DOTUR assigns sequences rapidly and systematically to OTUs by using all possible distances. In both clone libraries that we analyzed, DOTUR assigned sequences to OTUs more accurately and consistently than had previous methods. DOTUR also assists in assessing the completeness of a sequencing effort and the reliability of richness estimates.
Analysis with DOTUR indicates that it is not possible to state with confidence that the richness in the Amazonian library differs from that in the improved Scottish soil library. However, in spite of the relative dearth of sequences in each of these libraries compared to the estimated species richness in 1 g of soil, which is expected to be in the thousands of species (30
), further sequencing might indicate a difference in richness between the libraries. In addition, the application of methods described elsewhere may demonstrate that while the richness between these two libraries is similar, their phylogenetic composition is different (20
). Finally, a connection between species richness or community composition with ecological mechanisms remains to be determined. It is possible that two communities could have considerably different membership yet conduct similar biological processes.
The inclusion of the Sargasso Sea metagenome sequence has provided an interesting application of DOTUR for describing richness, comparing species definitions used for genes with phylogenetic information, and evaluating the level of sampling necessary to have confidence in an estimate.
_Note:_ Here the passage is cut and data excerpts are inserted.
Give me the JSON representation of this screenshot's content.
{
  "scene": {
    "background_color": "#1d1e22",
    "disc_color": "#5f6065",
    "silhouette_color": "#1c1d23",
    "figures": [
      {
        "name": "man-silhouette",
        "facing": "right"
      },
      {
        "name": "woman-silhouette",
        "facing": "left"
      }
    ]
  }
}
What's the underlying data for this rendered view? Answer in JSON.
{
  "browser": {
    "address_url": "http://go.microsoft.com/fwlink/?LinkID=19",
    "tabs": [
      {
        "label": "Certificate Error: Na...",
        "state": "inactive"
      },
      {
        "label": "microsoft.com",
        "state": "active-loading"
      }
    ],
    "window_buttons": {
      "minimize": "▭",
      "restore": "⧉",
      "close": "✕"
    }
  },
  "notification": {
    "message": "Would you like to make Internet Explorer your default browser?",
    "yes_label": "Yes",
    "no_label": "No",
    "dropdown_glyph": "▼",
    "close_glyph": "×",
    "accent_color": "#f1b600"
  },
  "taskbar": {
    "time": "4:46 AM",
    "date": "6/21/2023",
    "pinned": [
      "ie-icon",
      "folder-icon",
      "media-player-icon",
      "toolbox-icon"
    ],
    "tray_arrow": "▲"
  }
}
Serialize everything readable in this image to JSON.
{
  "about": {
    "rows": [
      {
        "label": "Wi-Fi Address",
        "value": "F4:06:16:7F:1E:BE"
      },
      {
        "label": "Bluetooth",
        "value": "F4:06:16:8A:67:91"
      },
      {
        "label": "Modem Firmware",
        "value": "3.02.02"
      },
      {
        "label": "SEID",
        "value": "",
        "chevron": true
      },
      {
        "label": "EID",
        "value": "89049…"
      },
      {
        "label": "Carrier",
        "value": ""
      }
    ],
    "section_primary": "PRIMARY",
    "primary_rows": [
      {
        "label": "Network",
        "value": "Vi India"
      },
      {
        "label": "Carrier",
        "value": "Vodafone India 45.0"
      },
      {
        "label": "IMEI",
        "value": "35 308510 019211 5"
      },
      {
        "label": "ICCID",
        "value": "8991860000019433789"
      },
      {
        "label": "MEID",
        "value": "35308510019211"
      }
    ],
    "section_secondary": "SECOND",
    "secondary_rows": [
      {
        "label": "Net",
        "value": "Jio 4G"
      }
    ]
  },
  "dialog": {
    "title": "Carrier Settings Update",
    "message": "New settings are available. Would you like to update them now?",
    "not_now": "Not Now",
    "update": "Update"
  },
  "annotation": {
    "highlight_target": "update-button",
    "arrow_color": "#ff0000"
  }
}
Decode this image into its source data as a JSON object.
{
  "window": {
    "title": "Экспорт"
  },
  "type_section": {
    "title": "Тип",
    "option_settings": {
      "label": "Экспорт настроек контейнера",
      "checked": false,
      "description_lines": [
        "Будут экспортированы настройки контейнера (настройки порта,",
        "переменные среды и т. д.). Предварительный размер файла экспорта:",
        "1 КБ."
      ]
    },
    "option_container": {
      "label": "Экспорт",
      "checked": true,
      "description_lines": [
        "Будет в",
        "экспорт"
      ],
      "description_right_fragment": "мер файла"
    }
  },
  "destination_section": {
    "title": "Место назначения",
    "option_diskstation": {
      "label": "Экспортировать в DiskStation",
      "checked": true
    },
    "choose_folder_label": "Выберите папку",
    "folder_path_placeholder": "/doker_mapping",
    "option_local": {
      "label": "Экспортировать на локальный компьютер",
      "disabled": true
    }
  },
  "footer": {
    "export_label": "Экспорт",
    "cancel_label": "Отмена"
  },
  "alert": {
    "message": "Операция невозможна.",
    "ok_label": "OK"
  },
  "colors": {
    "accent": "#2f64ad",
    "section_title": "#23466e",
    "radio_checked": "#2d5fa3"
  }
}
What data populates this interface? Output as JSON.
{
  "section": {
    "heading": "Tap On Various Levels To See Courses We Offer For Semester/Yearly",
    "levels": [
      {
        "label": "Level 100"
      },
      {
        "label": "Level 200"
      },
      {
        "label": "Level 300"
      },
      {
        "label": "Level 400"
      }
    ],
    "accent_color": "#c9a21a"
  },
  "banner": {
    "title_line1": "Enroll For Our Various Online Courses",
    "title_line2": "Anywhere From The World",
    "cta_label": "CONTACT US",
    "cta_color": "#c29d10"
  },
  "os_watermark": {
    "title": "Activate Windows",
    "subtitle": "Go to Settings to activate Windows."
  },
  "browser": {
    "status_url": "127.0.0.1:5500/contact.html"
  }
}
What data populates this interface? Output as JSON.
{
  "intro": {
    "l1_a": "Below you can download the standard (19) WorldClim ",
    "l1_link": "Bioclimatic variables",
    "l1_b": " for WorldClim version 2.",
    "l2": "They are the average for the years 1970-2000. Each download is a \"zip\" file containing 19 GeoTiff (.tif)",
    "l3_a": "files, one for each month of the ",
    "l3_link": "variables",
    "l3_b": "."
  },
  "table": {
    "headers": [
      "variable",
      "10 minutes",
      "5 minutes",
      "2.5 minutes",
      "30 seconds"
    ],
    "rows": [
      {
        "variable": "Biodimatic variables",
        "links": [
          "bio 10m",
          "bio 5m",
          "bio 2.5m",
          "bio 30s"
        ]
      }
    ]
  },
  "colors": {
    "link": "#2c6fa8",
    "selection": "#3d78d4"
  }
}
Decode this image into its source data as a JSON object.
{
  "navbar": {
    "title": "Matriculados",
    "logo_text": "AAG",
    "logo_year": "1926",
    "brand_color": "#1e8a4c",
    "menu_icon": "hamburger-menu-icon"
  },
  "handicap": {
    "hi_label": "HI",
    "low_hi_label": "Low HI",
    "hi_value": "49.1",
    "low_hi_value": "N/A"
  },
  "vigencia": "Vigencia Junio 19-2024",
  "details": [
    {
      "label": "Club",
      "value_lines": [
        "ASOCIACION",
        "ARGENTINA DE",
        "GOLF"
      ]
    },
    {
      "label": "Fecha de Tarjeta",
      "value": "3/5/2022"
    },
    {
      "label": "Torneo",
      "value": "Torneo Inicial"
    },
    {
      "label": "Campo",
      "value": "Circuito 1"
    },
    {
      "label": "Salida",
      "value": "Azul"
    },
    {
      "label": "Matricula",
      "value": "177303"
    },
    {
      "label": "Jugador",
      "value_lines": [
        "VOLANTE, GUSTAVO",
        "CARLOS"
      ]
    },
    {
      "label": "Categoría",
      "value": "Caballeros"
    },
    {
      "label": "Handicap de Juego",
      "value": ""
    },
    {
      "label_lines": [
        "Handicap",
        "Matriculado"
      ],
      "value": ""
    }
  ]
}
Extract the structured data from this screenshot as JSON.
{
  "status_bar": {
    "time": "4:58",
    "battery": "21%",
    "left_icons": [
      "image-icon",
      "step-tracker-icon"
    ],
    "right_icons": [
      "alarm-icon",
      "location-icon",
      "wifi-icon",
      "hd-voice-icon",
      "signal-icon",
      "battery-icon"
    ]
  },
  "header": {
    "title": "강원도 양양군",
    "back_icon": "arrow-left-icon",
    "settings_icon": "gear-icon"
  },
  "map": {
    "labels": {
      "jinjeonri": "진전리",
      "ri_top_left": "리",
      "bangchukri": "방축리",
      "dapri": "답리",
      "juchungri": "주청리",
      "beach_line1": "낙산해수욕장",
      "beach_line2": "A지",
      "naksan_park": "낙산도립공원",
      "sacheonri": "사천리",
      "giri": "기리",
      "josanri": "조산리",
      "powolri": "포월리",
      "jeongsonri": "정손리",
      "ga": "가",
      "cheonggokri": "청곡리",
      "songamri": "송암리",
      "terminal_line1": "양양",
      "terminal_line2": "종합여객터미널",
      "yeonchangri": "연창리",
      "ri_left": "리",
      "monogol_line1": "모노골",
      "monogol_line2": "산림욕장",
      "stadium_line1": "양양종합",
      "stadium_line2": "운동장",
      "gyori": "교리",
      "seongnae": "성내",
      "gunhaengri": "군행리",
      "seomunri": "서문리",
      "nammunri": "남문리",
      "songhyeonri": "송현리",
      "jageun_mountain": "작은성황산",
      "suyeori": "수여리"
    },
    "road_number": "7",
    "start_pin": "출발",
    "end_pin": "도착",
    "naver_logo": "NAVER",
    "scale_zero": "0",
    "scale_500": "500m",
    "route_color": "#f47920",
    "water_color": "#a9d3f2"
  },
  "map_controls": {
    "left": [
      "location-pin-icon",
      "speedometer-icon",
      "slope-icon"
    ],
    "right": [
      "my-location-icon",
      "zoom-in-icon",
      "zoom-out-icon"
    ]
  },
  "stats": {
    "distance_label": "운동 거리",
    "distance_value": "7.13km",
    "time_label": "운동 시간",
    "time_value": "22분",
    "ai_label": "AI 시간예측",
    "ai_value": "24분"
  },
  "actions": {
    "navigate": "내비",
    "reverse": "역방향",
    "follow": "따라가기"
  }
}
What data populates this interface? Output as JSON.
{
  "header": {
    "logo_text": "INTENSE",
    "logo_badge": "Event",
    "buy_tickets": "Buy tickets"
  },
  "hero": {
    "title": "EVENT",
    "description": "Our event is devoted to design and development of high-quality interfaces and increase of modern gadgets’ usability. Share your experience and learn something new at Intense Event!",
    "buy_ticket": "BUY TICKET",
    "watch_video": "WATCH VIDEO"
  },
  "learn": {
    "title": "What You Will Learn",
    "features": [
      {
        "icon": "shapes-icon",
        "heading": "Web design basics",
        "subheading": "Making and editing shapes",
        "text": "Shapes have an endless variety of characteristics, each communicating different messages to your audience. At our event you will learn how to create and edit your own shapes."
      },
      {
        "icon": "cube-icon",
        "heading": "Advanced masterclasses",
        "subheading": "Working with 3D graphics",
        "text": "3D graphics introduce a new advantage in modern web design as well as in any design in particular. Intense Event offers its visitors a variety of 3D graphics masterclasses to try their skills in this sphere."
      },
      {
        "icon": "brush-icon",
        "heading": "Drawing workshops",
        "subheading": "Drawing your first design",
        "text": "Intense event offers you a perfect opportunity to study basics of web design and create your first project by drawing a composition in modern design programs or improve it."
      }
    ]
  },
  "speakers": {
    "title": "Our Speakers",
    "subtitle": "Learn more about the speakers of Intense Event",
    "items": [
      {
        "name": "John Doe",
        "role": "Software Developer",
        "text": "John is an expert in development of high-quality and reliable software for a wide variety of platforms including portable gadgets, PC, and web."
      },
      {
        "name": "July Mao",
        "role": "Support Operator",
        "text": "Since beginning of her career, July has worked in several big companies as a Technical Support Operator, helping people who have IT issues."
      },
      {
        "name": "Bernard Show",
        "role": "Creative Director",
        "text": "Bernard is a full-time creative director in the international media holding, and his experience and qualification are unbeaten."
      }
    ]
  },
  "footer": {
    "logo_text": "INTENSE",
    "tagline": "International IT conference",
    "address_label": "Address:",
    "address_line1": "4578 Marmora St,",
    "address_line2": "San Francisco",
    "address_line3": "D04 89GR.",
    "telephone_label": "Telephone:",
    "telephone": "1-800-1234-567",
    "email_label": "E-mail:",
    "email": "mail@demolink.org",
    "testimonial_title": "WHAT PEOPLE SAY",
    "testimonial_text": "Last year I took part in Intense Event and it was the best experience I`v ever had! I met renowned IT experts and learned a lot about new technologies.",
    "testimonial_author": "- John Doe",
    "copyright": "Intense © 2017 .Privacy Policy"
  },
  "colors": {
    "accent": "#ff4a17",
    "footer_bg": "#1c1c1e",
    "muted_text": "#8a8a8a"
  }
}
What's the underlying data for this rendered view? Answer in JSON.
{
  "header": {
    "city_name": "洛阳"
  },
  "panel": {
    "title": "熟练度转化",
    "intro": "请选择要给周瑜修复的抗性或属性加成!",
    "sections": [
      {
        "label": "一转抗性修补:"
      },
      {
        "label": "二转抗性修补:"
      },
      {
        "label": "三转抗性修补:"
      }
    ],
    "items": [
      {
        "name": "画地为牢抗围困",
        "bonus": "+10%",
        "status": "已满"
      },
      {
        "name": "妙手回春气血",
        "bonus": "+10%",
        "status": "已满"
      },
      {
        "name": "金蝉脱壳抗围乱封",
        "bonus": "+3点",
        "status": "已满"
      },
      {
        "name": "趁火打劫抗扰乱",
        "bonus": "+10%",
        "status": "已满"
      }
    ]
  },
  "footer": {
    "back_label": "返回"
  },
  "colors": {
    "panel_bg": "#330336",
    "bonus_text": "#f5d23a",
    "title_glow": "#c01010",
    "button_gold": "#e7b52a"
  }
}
Venter et al. (31
) found 143 different 16S rRNA species and 428 different rpoB
species, and we found 114 and 303 different 16S rRNA and rpoB
species, respectively. This difference may be explained by the fact that they restricted their analysis to those sequences that overlapped by at least 40 bp, while we required all sequences to overlap by the same 300 bp. Regardless of this difference in method, they predicted a minimum number of species of near 1,000 species by using rpoB
sequences and we predicted a richness of 1,040 species by using their 6% difference species definition, suggesting that the methods produce comparable results.
Since DOTUR compares multiple OTU definitions simultaneously, we were able to compare various species level definitions by using 16S rRNA and rpoB
gene sequences. Assuming that the 3% difference in 16S rRNA sequence is a valid definition of a species, a protein coding sequence species definition would then be near 20%. We found similar results with protein coding sequences other than rpoB
that have been used as phylogenetic anchors (data not shown). A value of 20% is more consistent than 6% with previous definitions of species using protein coding sequences. For example, a difference of 30% in DNA-DNA hybridization analysis is used to differentiate between species. Our use of DOTUR accounts for differences in the rate of evolution for these two genes. One potential concern is that any estimates made by using 16S rRNA sequences is inflated, since bacteria are known to have multiple copies of this gene in their genome. Although it is predicted that most slow-growing bacteria that dominate the environment have, on average, close to 1 copy per genome (15
), multiple copies from a single genome would have to be more than 3% different to have an effect on our analysis. If intragenomic variability was greater than 3%, the number of 16S rRNA OTUs would decrease, resulting in an even lower species definition for protein coding sequences. Any distance level that is selected to differentiate species will be arbitrary and consequently controversial, but it will serve as a useful benchmark for future analyses.
When the number of different OTUs observed is less than twice the square root of the total richness, the Chao1 richness estimator is strongly correlated with the sequencing effort. If we assume that there are roughly 4,000 species OTUs in a gram of soil (30
) and 150 in a milliliter of seawater (7
), then at least 125 and 17 different OTUs, respectively, would need to be sampled before the correlation between richness and sequencing effort begins to decrease. However, we do not know how many sequences are required to reach the condition in which there is no correlation between sequencing effort and richness. In soil samples, we demonstrated that 137 sequences were insufficient to estimate richness reliably when distances of 3% were used to define an OTU. Using the Sargasso Sea samples, which is thought to contain one-tenth the richness of soil (7
), we found that a total of 690 sequences was almost sufficient to obtain an accurate estimate of species richness and was sufficient to estimate richness when a 20% difference was used to define an OTU. It is likely that at least 10,000 sequences would be necessary to approach an estimate of the true species richness in soil. To evaluate sampling progress, we suggest tracking the richness estimation collector's curve and sampling until there are no instantaneous 2.5% changes in richness over 300 sequences.
When the Scottish and Amazonian soil sequences were reported, sequencing was quite expensive and laborious. With present technology, which is both less expensive and largely automated, we have the opportunity to generate and sequence large 16S rRNA gene libraries that may be sufficient in size to provide accurate estimates and comparisons of richness even in species-rich environments, such as soil.